A recent study by Mangosuthu University of Technology (MUT) academics found social learning interventions to be necessary for any success in introducing new agricultural crops that contribute to nutritional diversity, and fight food insecurity.
The study – Introducing grain legumes for crop diversification and sustainable food production systems among urban small-holder farmers: food and nutrition security project in KwaZulu-Natal, South Africa – was published in the journal of Agroecology and Sustainable Food Systems Volume 46, Number 6.
It was co-authored by Dr Bonginkosi Mthembu, the Head of the Department of Community Extension at MUT; Dr Xolile Mkhize, a Senior Lecturer in the same department; Professor Wilna Oldewage-Theron of Texas Tech University; Professor Carin Napier, the Director of Research and Postgraduate Support at the Durban University of Technology (DUT); and Kevin Duffy, Director of the Institute of Systems Science at DUT.

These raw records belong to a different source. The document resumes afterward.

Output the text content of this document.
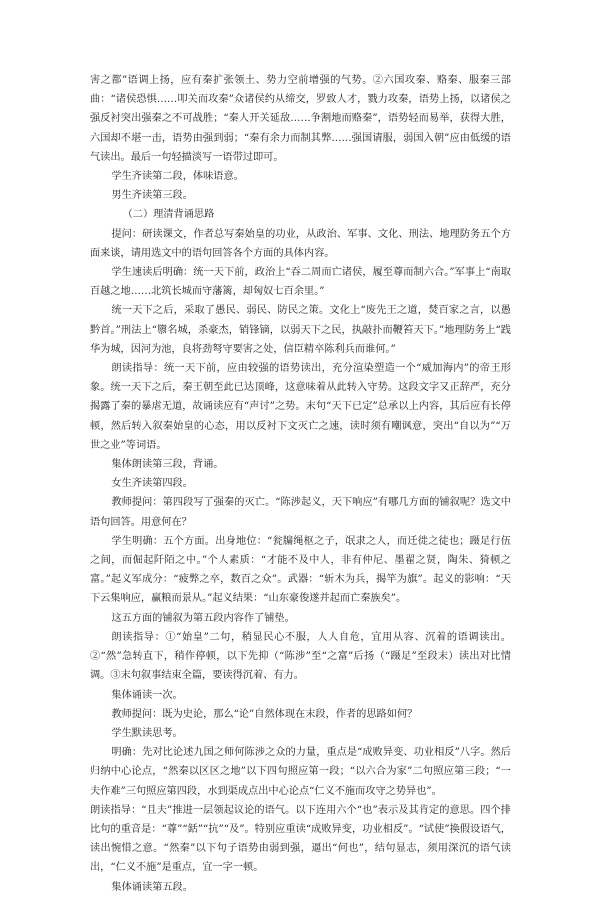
害之都”语调上扬，应有秦扩张领土、势力空前增强的气势。②六国攻秦、赂秦、服秦三部曲：“诸侯恐惧……叩关而攻秦”众诸侯约从缔交，罗致人才，戮力攻秦，语势上扬，以诸侯之强反衬突出强秦之不可战胜；“秦人开关延敌……争割地而赂秦”，语势轻而易举，获得大胜，六国却不堪一击，语势由强到弱；“秦有余力而制其弊……强国请服，弱国入朝”应由低缓的语气读出。最后一句轻描淡写一语带过即可。

学生齐读第二段，体味语意。

男生齐读第三段。

（二）理清背诵思路

提问：研读课文，作者总写秦始皇的功业，从政治、军事、文化、刑法、地理防务五个方面来谈，请用选文中的语句回答各个方面的具体内容。

学生速读后明确：统一天下前，政治上“吞二周而亡诸侯，履至尊而制六合。”军事上“南取百越之地……北筑长城而守藩篱，却匈奴七百余里。”

统一天下之后，采取了愚民、弱民、防民之策。文化上“废先王之道，焚百家之言，以愚黔首。”刑法上“隳名城，杀豪杰，销锋镝，以弱天下之民，执敲扑而鞭笞天下。”地理防务上“践华为城，因河为池，良将劲弩守要害之处，信臣精卒陈利兵而谁何。”

朗读指导：统一天下前，应由较强的语势读出，充分渲染塑造一个“威加海内”的帝王形象。统一天下之后，秦王朝至此已达顶峰，这意味着从此转入守势。这段文字又正辞严，充分揭露了秦的暴虐无道，故诵读应有“声讨”之势。末句“天下已定”总承以上内容，其后应有长停顿，然后转入叙秦始皇的心态，用以反衬下文灭亡之速，读时须有嘲讽意，突出“自以为”“万世之业”等词语。

集体朗读第三段，背诵。

女生齐读第四段。

教师提问：第四段写了强秦的灭亡。“陈涉起义，天下响应”有哪几方面的铺叙呢？选文中语句回答。用意何在？

学生明确：五个方面。出身地位：“瓮牖绳枢之子，氓隶之人，而迁徙之徒也；蹑足行伍之间，而倔起阡陌之中。”个人素质：“才能不及中人，非有仲尼、墨翟之贤，陶朱、猗顿之富。”起义军成分：“疲弊之卒，数百之众”。武器：“斩木为兵，揭竿为旗”。起义的影响：“天下云集响应，赢粮而景从。”起义结果：“山东豪俊遂并起而亡秦族矣”。

这五方面的铺叙为第五段内容作了铺垫。

朗读指导：①“始皇”二句，稍显民心不服，人人自危，宜用从容、沉着的语调读出。②“然”急转直下，稍作停顿，以下先抑（“陈涉”至“之富”后扬（“蹑足”至段末）读出对比情调。③末句叙事结束全篇，要读得沉着、有力。

集体诵读一次。

教师提问：既为史论，那么“论”自然体现在末段，作者的思路如何？

学生默读思考。

明确：先对比论述九国之师何陈涉之众的力量，重点是“成败异变、功业相反”八字。然后归纳中心论点，“然秦以区区之地”以下四句照应第一段；“以六合为家”二句照应第三段；“一夫作难”三句照应第四段，水到渠成点出中心论点“仁义不施而攻守之势异也”。

朗读指导：“且夫”推进一层领起议论的语气。以下连用六个“也”表示及其肯定的意思。四个排比句的重音是：“尊”“銛”“抗”“及”。特别应重读“成败异变，功业相反”。“试使”换假设语气，读出惋惜之意。“然秦”以下句子语势由弱到强，逼出“何也”，结句显志，须用深沉的语气读出，“仁义不施”是重点，宜一字一顿。

集体诵读第五段。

The study found that “social learning interventions through partnerships, meetings, workshops, knowledge exchanges, as well as trial demonstrations, provided farmers with knowledge and skills on various legume crop management techniques”.
The two MUT academics’ study also found that training farmers on legume nutritional benefits shifted mindsets on enhancing crop diversification and managing legumes from production level. The study added that the change in mindsets was necessary for sustainable land management.
“The study demonstrated that the farmers had the capacity to adopt new behaviours of accepting and adaptation toward legume diversity within their production systems. Continuous commitment and compliance within the planting seasons were part of the positive behaviour shifts which can have environmental impact,” the study revealed.
The study also contributes to efforts to enhance food security and increase legume consumption; the legume is an important and environmentally friendly source of protein. This is because of the “stronger correlation between female farmers and successful production of legumes”. This is because women played a vital role in deciding what to plant, and in influencing the consumption of legumes.
The study was conducted at Marianhill, north-west of Durban, with urban small-holder farmers. The farmers involved in the project previously only planted vegetables and relied on the municipality to make seeds available to them, which limited what these farmers could plant. Urban small-holder farmers were chosen because of their potential to “increase and improve food and nutrition security in urban areas”, the study revealed.
However, the study acknowledged that although social learning interventions were key to successfully introducing new crops, the shortage of water and pest infestation needed to be addressed.